PS 72-160: Measuring the impacts of noise on lekking greater sage-grouse
Jessica L. Blickley, Diane J. Blackwood, and Gail L. Patricelli. University of California, Davis
Animal acoustic signals are adapted to the acoustic environment in which they evolved, so as human development increasingly alters the acoustic landscape, acoustic communication may be masked or disrupted. Despite the ubiquity of anthropogenic noise, little is known about noise impacts on wildlife and how animals may adjust their signals in response to anthropogenic noise. We are investigating the impacts of noise from natural gas development on breeding greater sage-grouse, a species of management concern across western North America that uses acoustic communication in mate choice. Sage-grouse are declining in areas of natural gas development, and there is circumstantial evidence that noise from development may be a cause of this decline.
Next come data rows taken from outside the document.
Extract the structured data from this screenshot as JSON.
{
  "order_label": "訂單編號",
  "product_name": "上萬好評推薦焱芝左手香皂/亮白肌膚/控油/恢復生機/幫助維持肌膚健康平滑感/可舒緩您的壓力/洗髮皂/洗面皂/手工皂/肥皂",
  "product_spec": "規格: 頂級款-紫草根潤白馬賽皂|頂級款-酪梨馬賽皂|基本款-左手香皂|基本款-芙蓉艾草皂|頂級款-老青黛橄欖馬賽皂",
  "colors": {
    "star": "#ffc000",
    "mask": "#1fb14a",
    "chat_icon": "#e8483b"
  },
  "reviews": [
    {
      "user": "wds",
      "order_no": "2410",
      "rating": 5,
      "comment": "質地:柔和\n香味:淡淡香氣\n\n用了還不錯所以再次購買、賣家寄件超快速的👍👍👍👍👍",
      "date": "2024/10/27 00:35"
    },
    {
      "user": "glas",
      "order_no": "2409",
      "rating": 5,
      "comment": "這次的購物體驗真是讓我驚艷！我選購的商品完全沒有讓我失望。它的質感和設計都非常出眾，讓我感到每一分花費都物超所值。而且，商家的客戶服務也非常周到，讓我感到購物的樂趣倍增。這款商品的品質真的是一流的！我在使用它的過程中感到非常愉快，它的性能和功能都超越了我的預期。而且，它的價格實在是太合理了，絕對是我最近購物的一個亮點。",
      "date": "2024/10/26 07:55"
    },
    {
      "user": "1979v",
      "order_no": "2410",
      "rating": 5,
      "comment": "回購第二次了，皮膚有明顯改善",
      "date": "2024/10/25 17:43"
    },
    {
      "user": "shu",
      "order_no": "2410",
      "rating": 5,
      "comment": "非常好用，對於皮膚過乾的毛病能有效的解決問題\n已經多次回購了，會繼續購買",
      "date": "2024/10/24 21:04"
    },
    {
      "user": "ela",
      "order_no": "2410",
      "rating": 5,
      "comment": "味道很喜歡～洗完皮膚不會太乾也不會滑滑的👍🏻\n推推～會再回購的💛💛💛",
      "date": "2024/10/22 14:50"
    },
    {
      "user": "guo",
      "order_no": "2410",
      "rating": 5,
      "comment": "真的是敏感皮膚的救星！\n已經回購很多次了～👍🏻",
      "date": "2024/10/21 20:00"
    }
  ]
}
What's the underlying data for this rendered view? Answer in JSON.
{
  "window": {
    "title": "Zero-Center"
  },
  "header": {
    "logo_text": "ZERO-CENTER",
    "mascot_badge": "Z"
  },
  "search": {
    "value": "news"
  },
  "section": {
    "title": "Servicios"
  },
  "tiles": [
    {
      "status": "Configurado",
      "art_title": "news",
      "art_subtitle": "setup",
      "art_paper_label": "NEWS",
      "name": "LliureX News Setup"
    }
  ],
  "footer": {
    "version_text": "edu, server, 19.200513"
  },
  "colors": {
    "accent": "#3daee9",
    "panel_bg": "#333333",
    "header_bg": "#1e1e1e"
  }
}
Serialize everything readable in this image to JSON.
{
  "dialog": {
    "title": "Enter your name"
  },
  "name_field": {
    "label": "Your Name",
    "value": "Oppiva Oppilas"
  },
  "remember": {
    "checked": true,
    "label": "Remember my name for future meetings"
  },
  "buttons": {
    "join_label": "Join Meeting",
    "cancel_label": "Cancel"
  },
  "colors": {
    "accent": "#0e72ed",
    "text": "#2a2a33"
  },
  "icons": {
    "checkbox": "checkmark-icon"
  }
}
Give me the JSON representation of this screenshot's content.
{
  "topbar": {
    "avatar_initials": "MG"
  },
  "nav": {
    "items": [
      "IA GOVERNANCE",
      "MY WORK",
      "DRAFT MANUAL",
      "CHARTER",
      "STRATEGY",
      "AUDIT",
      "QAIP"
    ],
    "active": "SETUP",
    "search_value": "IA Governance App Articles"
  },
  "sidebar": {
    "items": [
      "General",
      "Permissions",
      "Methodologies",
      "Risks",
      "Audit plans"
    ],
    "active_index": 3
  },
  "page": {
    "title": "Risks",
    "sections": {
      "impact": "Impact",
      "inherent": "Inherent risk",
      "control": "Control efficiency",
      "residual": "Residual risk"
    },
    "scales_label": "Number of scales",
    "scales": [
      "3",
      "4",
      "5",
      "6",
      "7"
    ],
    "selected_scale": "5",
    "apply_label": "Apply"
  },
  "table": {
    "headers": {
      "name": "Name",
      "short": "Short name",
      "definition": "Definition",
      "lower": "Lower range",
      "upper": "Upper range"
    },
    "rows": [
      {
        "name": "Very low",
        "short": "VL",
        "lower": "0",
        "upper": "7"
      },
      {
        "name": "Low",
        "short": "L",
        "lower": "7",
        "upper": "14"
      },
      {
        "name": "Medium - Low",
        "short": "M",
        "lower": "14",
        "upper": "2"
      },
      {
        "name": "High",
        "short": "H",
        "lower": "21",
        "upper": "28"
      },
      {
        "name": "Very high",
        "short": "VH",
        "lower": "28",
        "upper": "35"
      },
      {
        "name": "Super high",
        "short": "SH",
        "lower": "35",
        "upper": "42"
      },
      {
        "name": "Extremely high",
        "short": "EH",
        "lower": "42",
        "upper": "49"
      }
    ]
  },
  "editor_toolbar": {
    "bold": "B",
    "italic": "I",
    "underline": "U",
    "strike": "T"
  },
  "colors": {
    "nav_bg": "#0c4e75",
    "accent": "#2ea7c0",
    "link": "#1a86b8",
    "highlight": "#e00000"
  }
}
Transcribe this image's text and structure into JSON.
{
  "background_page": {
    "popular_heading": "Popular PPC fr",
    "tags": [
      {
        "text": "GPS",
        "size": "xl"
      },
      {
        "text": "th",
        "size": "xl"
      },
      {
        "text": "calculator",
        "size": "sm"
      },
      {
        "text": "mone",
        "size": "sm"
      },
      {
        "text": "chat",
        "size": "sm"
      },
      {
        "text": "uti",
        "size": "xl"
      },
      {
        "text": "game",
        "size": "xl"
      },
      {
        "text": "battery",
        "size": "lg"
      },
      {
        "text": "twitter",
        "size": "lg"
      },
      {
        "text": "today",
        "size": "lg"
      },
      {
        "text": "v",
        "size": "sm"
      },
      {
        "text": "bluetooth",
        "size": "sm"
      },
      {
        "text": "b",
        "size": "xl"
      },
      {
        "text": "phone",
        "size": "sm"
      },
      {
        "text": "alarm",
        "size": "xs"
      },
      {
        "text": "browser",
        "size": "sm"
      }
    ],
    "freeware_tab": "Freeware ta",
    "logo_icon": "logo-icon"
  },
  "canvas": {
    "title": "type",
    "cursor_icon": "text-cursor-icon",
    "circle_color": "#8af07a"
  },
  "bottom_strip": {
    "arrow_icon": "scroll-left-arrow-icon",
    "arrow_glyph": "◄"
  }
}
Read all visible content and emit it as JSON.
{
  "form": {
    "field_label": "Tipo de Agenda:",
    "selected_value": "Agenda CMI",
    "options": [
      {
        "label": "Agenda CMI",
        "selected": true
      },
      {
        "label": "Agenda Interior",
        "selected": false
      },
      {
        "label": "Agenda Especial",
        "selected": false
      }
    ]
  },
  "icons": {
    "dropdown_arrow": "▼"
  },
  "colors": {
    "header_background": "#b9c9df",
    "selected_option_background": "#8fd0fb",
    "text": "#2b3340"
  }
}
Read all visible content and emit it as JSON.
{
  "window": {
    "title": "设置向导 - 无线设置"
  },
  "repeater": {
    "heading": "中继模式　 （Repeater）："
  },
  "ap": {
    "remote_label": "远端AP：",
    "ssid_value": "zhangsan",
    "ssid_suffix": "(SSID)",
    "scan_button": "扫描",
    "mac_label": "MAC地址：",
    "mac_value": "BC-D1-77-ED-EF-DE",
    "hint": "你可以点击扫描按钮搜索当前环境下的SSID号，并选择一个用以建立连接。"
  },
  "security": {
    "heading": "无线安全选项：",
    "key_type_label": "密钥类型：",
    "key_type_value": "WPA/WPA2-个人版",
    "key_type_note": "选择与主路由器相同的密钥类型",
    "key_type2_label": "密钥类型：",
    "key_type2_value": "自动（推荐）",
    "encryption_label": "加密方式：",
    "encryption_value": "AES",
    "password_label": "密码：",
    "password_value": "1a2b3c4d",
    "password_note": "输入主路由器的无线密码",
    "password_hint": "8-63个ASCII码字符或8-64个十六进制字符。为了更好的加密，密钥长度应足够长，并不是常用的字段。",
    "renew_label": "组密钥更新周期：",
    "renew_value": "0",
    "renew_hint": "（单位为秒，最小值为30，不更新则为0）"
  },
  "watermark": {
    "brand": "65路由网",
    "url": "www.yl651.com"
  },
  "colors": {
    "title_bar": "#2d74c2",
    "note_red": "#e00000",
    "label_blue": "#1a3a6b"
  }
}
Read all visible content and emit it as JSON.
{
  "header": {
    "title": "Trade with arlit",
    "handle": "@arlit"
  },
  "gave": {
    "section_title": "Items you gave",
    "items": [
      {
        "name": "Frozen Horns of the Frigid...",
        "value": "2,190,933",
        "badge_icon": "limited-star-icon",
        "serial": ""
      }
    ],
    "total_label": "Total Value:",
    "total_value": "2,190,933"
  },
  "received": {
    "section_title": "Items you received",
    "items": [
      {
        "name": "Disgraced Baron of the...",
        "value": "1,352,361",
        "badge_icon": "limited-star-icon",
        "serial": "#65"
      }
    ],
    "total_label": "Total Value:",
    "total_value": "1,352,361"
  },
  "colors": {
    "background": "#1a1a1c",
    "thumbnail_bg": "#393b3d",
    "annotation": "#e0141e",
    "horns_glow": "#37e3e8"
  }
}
To test this hypothesis, we are experimentally introducing noise to 8 sage-grouse leks (4 drilling noise and 4 road noise) and monitoring 8 as controls. This experimental approach will allow us to separate out the effects of a change in acoustic environment from other confounding factors associated with increasing development. Noise impacts will be assessed through analysis of lek attendance patterns and behavioral observations of sage-grouse on experimental and control leks. We have completed two seasons of experimental noise introduction and observation on sage-grouse leks near Hudson, WY. We will discuss preliminary results, as well as methods for assessing both the masking potential of noise and how individuals might adjust their vocalizations to compensate for noise. This research provides a unique opportunity to experimentally address the impacts of anthropogenic noise on avian behavior and communication while also informing management decisions for a species of conservation concern.